Ein Kommentar von Annette Bulut

Die Coronakrise ist auch eine tiefe Krise des deutschen Journalismus. Wenn Lobbyisten sich als „normale Bürger“ in ´zig Medien weitgehend unbehelligt darstellen können, dann stimmt etwas nicht. Das unzureichende Pandemie-Management haben wir nicht nur etlichen Politikern aller Parteien zu verdanken. Einige Redaktionen und einzelne Journalisten haben - wie Gunnar Hamann in einer detaillierten Analyse jetzt beweist - gewollt oder ungewollt ihren Teil dazu beigetragen.

Der Virologe Prof. Christian Drosten hat die Medien kürzlich in seiner Rede bei der Verleihung des Hanns-Joachim-Friedrichs-Preises zur Selbstreflexion aufgefordert, denn: „Unsere Realität ist das, was Medien uns spiegeln“.

Der SPIEGEL-Kolumnist Christian Stöcker beschreibt die aktuelle Kluft zwischen verzerrter Wahrnehmung und echtem Meinungsbild auf Twitter sehr treffend. Er stellt fest: Die deutschen Medien sind schlecht „immunisiert“ gegen konzertierte Scheinriesen-Propaganda.

Das Thema Scheinriesen-Propaganda führt mich zum Umgang etlicher Medien mit der „Initiative Familien“ (IF), früher Familien in der Krise #noFidK. Weitgehend unbehelligt und mit höchstem professionellen PR-Einsatz sowie erstaunlichen Kontakten in Redaktionen und Politik hinein, hat die wenige Mitglieder umfassende #Kindertruppe es erschreckend leicht geschafft die selbst proklamierte Meinungsführerschaft für Eltern in der öffentlichen Wahrnehmung zu übernehmen.

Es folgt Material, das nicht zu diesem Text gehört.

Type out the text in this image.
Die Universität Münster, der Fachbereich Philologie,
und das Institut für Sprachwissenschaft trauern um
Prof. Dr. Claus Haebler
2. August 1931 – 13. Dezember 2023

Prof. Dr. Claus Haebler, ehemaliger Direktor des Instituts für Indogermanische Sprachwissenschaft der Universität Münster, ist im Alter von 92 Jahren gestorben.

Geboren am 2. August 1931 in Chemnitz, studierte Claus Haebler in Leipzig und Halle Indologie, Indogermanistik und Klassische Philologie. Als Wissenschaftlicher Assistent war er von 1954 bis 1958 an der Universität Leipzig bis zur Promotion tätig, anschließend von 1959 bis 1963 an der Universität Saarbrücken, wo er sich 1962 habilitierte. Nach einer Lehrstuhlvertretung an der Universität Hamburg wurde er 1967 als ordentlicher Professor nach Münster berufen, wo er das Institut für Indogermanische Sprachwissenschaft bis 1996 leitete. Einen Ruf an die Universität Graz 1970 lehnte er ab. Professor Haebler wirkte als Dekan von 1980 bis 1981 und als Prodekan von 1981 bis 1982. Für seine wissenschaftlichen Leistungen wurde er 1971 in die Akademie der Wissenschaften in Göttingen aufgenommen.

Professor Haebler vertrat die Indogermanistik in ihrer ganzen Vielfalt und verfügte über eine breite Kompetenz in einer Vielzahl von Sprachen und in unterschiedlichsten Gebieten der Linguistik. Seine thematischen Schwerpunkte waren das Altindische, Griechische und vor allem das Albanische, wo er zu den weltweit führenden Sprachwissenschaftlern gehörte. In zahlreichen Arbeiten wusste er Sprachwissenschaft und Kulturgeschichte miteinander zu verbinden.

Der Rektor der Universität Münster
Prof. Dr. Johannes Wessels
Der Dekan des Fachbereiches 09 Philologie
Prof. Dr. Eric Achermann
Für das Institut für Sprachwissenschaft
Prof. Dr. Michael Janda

Ihre Sprecherin Zarah Abendschön-Sawall, die vor wenigen Wochen nachweislich eine Demo in Stuttgart mit Querdenkern gemeinsam organisierte, ist inzwischen eine feste Größe in vielen Redaktionen - nicht nur in öffentlich-rechtlichen Redaktionen. Sie wurde mehrfach als „besorgte Mutter“ dargestellt und nicht als Lobbyistin und Aktivistin.

Wenn sogar öffentlich-rechtliche Sender das dennoch irgendwie rechtfertigen, dann muss es einen gesellschaftlichen Aufschrei geben. Ein erster wichtiger Schritt ist die Programmbeschwerde von Michael Oberst für die Berichterstattung von ARD Extra.

Die nachgewiesene eklatante false balance ist kein Journalismus. In einer lebensbedrohlichen Krisensituation müssen Journalisten den Hintergrund von „Experten“ besonders kritisch ausleuchten und ihre Meinung hinterfragen. Ansonsten ist Lobbyisten Tür und Tor geöffnet die öffentliche Meinungsbildung nach ihrem Gusto zu beeinflussen.

Und das wäre für den medialen Umgang mit der viel größeren globalen Krise, der Klimakrise, eine wirklich fatale Entwicklung.